MPAL fiscaliza comércio de pescados e apreende produtos impróprios em Arapiraca antes da Semana Santa
Com a proximidade da Semana Santa, período em que aumenta significativamente o consumo de peixes e frutos do mar, o Ministério Público do Estado de Alagoas (MPAL), por meio da 1ª Promotoria de Justiça de Defesa do Consumidor de Arapiraca, realizou, nesta segunda-feira (30), uma fiscalização em estabelecimentos comerciais que vendem alimentos in natura no município.

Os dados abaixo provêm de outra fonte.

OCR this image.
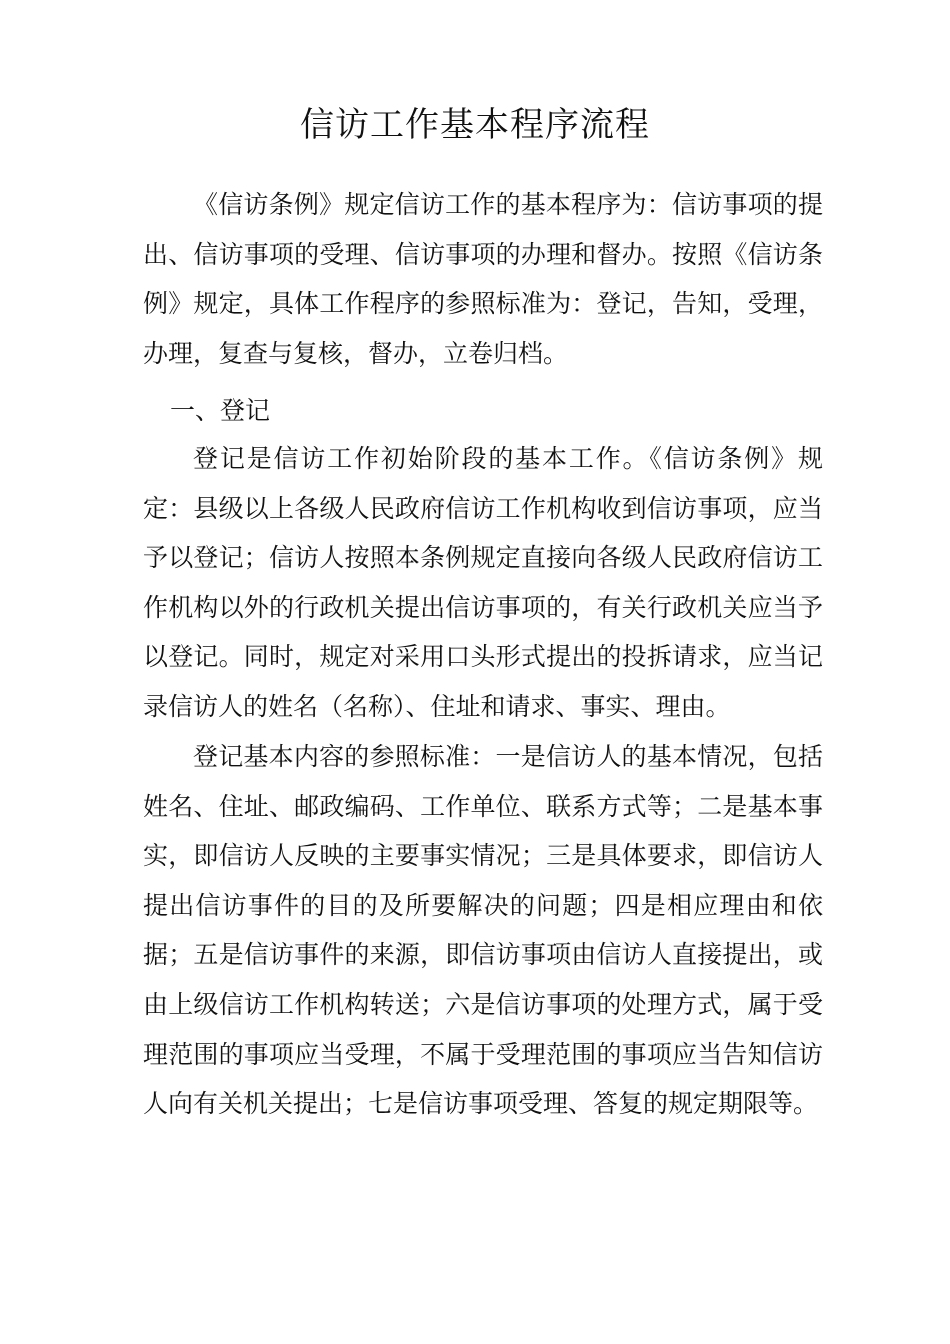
信访工作基本程序流程

《信访条例》规定信访工作的基本程序为：信访事项的提出、信访事项的受理、信访事项的办理和督办。按照《信访条例》规定，具体工作程序的参照标准为：登记，告知，受理，办理，复查与复核，督办，立卷归档。

一、登记

登记是信访工作初始阶段的基本工作。《信访条例》规定：县级以上各级人民政府信访工作机构收到信访事项，应当予以登记；信访人按照本条例规定直接向各级人民政府信访工作机构以外的行政机关提出信访事项的，有关行政机关应当予以登记。同时，规定对采用口头形式提出的投拆请求，应当记录信访人的姓名（名称）、住址和请求、事实、理由。

登记基本内容的参照标准：一是信访人的基本情况，包括姓名、住址、邮政编码、工作单位、联系方式等；二是基本事实，即信访人反映的主要事实情况；三是具体要求，即信访人提出信访事件的目的及所要解决的问题；四是相应理由和依据；五是信访事件的来源，即信访事项由信访人直接提出，或由上级信访工作机构转送；六是信访事项的处理方式，属于受理范围的事项应当受理，不属于受理范围的事项应当告知信访人向有关机关提出；七是信访事项受理、答复的规定期限等。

A ação foi coordenada pelo promotor de Justiça Thiago Chacon e ocorreu tendo como foco principal a verificação das condições de comercialização de pescados, diante do aquecimento do mercado e da necessidade de garantir a segurança alimentar dos consumidores.
A fiscalização contou com o apoio do Procon, da Vigilância Sanitária e da Prefeitura Municipal, esta última, responsável pela administração do mercado público. “Foi uma atuação integrada voltada à prevenção de riscos à saúde da população”, disse o promotor.
Flagrantes
Durante as inspeções, foram identificadas irregularidades em diversos estabelecimentos. Parte dos comerciantes foi notificada e recebeu prazo de 30 dias para corrigir problemas considerados de menor gravidade, como descarte irregular, uso de EPIs e armazenamento de gelo. Em situações mais críticas, houve apreensão de 200 quilos de produtos considerados impróprios para o consumo, em razão de condições inadequadas de armazenamento e conservação.
De acordo com o promotor de Justiça Thiago Chacon, a iniciativa tem caráter preventivo, especialmente neste período de maior demanda, mas também busca coibir práticas que coloquem em risco a saúde dos consumidores. Ele destacou ainda que a atuação terá continuidade nos próximos meses, ampliando o monitoramento sobre a comercialização de alimentos na cidade.
Riscos à saúde
Segundo a Vigilância Sanitária, o consumo de alimentos nessas condições pode provocar sérios danos à saúde. Entre os principais riscos estão intoxicações alimentares causadas por bactérias como a salmonella, bastante comum em pescados mal conservados. Os sintomas podem incluir náuseas, vômitos, diarreia, febre e desidratação, podendo evoluir para quadros mais graves, especialmente em crianças, idosos e pessoas com a imunidade comprometida. Em casos extremos, a ingestão de alimentos contaminados pode levar à internação hospitalar.